Dramat na jarmarku świątecznym w Düsseldorfie. Są ranni
Do groźnego wypadku doszło podczas jarmarku świątecznego w Düsseldorfie na zachodzie Niemiec. Kierowca z niewiadomych przyczyn staranował słupki, a następnie wjechał w uczestników bożonarodzeniowego wydarzenia.
Do przerażających scen doszło we wtorek, w godzinach wieczornych w Niemczech, podczas jarmarku świątecznego w Düsseldorfie. Z niewyjaśnionych jeszcze przyczyn 84-letni mężczyzna niespodziewanie wjechał samochodem w zaparkowane hulajnogi elektryczne, a następnie w słupki odgradzające teren bożonarodzeniowego wydarzenia. Na koniec wjechał w grupkę ludzi, w wyniku czego co najmniej sześć osób zostało rannych. Poszkodowani zostali przetransportowani do szpitala.
Wypadek czy próba zamachu?
Policja nie ustaliła jeszcze dokładnych okoliczności, w jakich 84-latek stracił panowanie nad swoim mercedesem. Wstępnie jednak mówi się o tym, że kierowca doprowadził do wypadku nieumyślnie.
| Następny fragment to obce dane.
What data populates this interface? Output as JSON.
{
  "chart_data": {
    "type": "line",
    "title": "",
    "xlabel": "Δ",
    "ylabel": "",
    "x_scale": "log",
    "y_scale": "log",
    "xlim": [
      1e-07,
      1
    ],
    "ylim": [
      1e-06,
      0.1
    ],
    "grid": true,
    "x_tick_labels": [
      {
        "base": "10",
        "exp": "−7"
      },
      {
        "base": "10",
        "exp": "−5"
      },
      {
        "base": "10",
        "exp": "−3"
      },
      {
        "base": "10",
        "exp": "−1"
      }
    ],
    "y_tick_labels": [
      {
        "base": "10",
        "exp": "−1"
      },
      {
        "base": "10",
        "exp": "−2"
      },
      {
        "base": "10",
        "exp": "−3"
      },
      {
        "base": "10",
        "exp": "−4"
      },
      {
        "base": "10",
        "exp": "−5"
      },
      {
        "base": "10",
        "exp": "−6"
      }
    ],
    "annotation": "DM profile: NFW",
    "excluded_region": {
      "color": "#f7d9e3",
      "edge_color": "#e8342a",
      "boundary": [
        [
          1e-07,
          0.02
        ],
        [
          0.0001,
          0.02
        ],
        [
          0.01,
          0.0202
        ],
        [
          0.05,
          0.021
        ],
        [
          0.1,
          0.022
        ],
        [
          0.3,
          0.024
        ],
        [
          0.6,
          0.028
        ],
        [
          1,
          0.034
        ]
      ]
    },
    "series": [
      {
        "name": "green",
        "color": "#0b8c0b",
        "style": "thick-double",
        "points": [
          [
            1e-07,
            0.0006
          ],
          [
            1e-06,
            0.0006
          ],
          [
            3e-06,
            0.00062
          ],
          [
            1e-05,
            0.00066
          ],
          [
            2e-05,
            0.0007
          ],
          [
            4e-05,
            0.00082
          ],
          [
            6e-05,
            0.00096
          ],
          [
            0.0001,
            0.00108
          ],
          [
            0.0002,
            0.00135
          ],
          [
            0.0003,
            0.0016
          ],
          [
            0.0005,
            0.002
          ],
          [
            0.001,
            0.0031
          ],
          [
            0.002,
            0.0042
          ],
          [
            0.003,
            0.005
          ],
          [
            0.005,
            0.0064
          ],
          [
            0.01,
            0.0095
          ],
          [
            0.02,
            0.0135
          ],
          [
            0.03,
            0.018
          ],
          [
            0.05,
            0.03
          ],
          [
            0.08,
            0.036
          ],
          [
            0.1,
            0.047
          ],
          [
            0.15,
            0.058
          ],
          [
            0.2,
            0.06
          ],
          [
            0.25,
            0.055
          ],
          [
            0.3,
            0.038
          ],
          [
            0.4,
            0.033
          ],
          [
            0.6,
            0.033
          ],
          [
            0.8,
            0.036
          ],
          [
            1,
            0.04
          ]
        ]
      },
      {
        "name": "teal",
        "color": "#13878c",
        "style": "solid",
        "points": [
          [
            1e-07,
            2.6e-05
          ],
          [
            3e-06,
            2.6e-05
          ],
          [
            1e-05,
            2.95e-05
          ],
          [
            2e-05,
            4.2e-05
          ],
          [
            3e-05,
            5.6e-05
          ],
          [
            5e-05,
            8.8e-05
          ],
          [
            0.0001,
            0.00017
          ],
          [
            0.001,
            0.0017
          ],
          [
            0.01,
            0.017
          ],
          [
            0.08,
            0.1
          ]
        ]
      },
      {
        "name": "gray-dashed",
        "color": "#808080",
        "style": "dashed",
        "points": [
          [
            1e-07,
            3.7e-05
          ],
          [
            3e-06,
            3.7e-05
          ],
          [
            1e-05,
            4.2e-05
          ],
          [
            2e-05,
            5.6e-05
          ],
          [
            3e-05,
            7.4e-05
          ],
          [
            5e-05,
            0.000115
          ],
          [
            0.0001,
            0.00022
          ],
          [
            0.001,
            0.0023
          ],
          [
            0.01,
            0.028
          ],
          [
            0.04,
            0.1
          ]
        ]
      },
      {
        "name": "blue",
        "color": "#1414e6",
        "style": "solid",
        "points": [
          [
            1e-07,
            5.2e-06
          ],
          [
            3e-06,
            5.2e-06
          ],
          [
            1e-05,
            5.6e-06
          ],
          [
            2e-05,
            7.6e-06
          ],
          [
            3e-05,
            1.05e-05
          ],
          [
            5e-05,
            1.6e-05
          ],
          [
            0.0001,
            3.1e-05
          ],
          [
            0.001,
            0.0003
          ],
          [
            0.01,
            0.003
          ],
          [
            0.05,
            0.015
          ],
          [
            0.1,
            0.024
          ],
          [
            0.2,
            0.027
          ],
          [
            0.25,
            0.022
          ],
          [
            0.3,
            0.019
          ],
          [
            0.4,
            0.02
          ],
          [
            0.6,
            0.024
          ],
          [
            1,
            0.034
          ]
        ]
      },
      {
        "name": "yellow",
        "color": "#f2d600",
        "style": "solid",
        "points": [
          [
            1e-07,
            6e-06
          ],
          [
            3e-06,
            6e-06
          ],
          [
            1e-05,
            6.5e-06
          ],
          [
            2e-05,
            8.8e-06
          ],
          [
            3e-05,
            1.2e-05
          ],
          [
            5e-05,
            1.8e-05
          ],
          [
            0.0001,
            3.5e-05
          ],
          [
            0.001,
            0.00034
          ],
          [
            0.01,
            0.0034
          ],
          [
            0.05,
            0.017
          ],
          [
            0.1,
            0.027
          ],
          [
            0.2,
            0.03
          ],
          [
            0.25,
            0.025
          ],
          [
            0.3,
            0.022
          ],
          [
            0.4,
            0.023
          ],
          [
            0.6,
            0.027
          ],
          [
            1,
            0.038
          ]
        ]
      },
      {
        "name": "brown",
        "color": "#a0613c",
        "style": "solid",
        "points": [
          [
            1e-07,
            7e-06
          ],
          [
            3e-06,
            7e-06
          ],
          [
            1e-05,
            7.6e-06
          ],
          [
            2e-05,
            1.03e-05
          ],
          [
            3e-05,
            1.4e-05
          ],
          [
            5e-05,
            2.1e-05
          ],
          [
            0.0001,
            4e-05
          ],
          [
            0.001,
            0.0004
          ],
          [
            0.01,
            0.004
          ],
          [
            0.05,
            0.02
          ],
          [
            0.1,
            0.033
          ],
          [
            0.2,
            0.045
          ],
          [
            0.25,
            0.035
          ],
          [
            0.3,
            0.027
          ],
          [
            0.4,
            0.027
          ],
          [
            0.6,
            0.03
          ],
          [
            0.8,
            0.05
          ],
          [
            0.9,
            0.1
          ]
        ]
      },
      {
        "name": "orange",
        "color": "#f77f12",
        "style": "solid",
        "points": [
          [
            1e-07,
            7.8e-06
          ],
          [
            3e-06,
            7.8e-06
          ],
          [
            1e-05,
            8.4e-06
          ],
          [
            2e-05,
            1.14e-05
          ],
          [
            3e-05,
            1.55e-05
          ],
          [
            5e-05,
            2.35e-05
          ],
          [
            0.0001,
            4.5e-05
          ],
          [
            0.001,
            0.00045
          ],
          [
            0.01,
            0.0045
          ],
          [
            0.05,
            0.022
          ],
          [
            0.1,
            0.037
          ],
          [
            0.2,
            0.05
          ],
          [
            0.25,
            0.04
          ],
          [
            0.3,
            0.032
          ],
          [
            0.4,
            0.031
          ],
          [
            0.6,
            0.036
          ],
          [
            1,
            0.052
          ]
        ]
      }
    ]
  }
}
Bardzo możliwe, że miały na to wpływ niekorzystne warunki pogodowe - padała mżawka.
Cała ta sytuacja mogła zakończyć się większą tragedią, gdyby nie rząd słupków, które w znacznym stopniu zatrzymały rozpędzony samochód. Łącznie do szpitala trafiło sześć osób, z czego dwie znajdują się w stanie krytycznym. Ogrom poczynionych zniszczeń, ilość rannych oraz stan czarnego SUV-a, którym jechał 84-latek, pokazuje, jak wielka była siła, z jaką kierowca staranował hulajnogi i wjechał w zabezpieczenia.
Dalsza część artykułu pod materiałem wideo
Wypadek, który o mało nie stał się katastrofę, obudził w Niemcach wspomnienia związane z tragicznym zamachem na berliński Breitscheidtplatz, który miał miejsce 19 grudnia 2016 roku. Wówczas ważąca 40 ton ciężarówka, którą prowadził Tunezyjczyk Anis Amri, wjechała w tłum uczestników jarmarku świątecznego w Berlinie. Pojazd został wcześniej skradziony Polakowi. Na skutek tego wstrząsającego zamachu zginęło 12 osób, w tym polski kierowca ciężarówki. Około 50 osób zostało rannych.